Chalepus clypeatus

Scientific classification
- Kingdom: Animalia
- Phylum: Arthropoda
- Clade: Pancrustacea
- Class: Insecta
- Order: Coleoptera
- Suborder: Polyphaga
- Infraorder: Cucujiformia
- Family: Chrysomelidae
- Genus: Chalepus
- Species: C. clypeatus
- Binomial name: Chalepus clypeatus Baly, 1885

= Chalepus clypeatus =

- Genus: Chalepus
- Species: clypeatus
- Authority: Baly, 1885

Species of beetle

Chalepus clypeatus is a species of beetle of the family Chrysomelidae. It is found in Nicaragua.

==Description==
The head is strongly produced between the eyes and the front is deeply sulcate, while the clypeus is quadrate-elongate, thickened and coarsely and deeply punctured. The antennae are robust and subfusiform.
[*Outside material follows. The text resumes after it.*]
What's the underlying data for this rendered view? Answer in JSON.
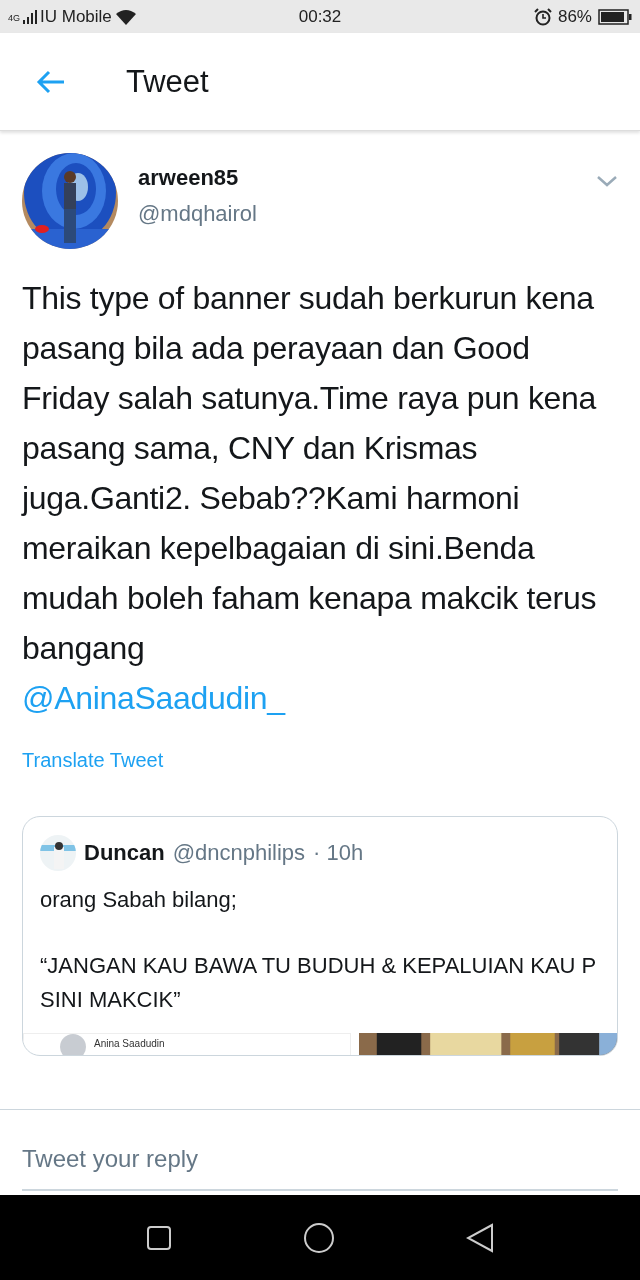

The thorax is transverse, the sides straight and slightly converging from the base to beyond the middle, then obliquely converging and sinuate to the apex, apical angle armed laterally with a very short acute tooth. The upper surface is transversely convex, excavated transversely behind the middle, coarsely and irregularly punctured. The elytra are parallel, serrulate on the sides, rounded at the apex, the apical margin armed with a number of strong acute teeth. Each elytron has ten regular rows of punctures, the second, fourth, and eighth interspaces costate, the apex of the sixth subcostate.